Desde ministros de Hacienda, cancilleres y hasta los propios jefes de Estado del Mercosur, todos coincidieron en el compromiso de reencauzar el bloque económico, volviendo así al objetivo primigenio del Tratado de Asunción.
Fue la 49ª Cumbre del Mercosur la ocasión en la que las autoridades de los países miembros urgieron la verdadera integración comercial y económica, con la finalidad de que sea esta la que permita avanzar a la región, ante un escenario económico mucho más adverso que en la última década.

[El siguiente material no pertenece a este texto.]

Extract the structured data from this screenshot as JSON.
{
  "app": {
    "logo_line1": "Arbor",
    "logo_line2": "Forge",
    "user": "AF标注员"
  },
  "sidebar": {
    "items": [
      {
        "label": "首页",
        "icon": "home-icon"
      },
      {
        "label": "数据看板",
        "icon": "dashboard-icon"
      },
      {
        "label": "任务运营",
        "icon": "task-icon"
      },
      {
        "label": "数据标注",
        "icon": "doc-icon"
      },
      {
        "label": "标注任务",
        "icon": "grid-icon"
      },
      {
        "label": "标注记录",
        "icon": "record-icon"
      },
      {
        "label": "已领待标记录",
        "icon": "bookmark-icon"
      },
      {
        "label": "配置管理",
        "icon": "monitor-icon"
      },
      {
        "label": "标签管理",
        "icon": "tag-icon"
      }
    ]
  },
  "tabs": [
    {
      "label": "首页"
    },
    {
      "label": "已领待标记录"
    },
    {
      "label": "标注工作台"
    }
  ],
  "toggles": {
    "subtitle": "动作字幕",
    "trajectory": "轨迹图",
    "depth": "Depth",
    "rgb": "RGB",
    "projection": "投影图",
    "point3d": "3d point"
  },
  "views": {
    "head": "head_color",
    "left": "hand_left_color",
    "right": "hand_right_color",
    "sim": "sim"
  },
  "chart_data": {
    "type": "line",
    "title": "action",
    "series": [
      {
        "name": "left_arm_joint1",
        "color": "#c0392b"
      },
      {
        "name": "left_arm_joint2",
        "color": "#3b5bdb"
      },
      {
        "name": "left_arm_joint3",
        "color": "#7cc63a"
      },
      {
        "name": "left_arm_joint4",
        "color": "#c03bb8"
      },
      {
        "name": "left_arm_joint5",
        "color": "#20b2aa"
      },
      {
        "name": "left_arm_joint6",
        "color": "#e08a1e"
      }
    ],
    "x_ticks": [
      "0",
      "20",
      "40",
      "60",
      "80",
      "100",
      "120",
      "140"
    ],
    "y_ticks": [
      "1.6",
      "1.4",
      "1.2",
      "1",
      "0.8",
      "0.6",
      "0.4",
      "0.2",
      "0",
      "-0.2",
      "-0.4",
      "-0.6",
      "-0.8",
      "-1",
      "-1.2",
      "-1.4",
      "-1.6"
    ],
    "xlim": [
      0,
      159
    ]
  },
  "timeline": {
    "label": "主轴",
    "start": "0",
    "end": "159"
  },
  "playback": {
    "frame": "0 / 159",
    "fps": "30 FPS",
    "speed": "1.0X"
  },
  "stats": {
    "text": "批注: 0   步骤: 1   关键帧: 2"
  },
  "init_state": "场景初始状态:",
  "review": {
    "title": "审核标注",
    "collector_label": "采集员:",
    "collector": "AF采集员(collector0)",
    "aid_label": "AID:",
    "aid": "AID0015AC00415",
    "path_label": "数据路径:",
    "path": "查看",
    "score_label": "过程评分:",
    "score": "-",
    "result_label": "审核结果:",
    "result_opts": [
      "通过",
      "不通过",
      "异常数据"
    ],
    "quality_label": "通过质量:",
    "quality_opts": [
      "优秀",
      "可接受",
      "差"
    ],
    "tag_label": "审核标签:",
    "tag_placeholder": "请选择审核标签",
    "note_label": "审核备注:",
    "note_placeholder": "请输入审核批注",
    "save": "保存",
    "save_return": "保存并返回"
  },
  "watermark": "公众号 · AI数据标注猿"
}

“Estamos aún muy distantes de la concreción del anhelado Mercado Común, y menos aún de haber alcanzado el estadio de Zona de Libre Comercio”, empezaba diciendo el presidente de Paraguay, Horacio Cartes.

Enfatizó que el actual modelo demuestra “fragilidad” y falta de mayor compromiso hacia los países de menor economía, y que tampoco fue un factor determinante para la disminución de las brechas económicas existentes.

Cartes mencionó que la integración debe permitir la atracción de inversiones e incrementar las oportunidades laborales.

“Nuestros pueblos demandan al Mercosur realidades concretas en su proceso de desarrollo, reclaman una auténtica integración económica y comercial, por encima de afinidades ideológicas coyunturales”, apuntó.

COOPERACIÓN. 
En ese mismo sentido, la presidenta de Brasil, Dilma Rousseff, destacó que el fortalecimiento del bloque pasa por la adopción de formas más ágiles de cooperación comercial y de construcción de cadenas productivas intrarregionales.

“La economía contemporánea es dinámica. Necesitamos adaptarnos a los cambios con el riesgo de comprometer la competitividad de nuestras empresas y el atractivo de nuestras economías para los inversionistas”, declaró Rousseff, en el marco del encuentro, que tuvo lugar en Paraguay, la semana pasada.

Consideró que la integración productiva evolucionará para transformar la región en una eficiente y competitiva línea de producción.

Tabaré Vázquez, quien asumió la presidencia pro témpore del bloque, mencionó igualmente la escasa cantidad de resoluciones económicas que emite el Mercosur, limitándose al 11%, entre el 2013 y 2015.

“Uruguay no tiene la intención de malgastar su mandato en la presidencia pro témpore del Mercosur en lamentos y discursos exuberantes, vamos a trabajar sobre los aspectos comerciales y económicos”, manifestó.

El nuevo presidente de Argentina, Mauricio Macri, se mantuvo en línea con los comentarios de los demás mandatarios, haciendo énfasis en que el Mercosur es una instancia para fortalecer las relaciones económicas y comerciales entre los miembros y con el mundo.

“Dejamos en claro nuestro compromiso de tener reglas de juego claras (...) para las inversiones y los proyectos de infraestructura que tanto necesitan nuestra región”, decía el recientemente asumido gobernante.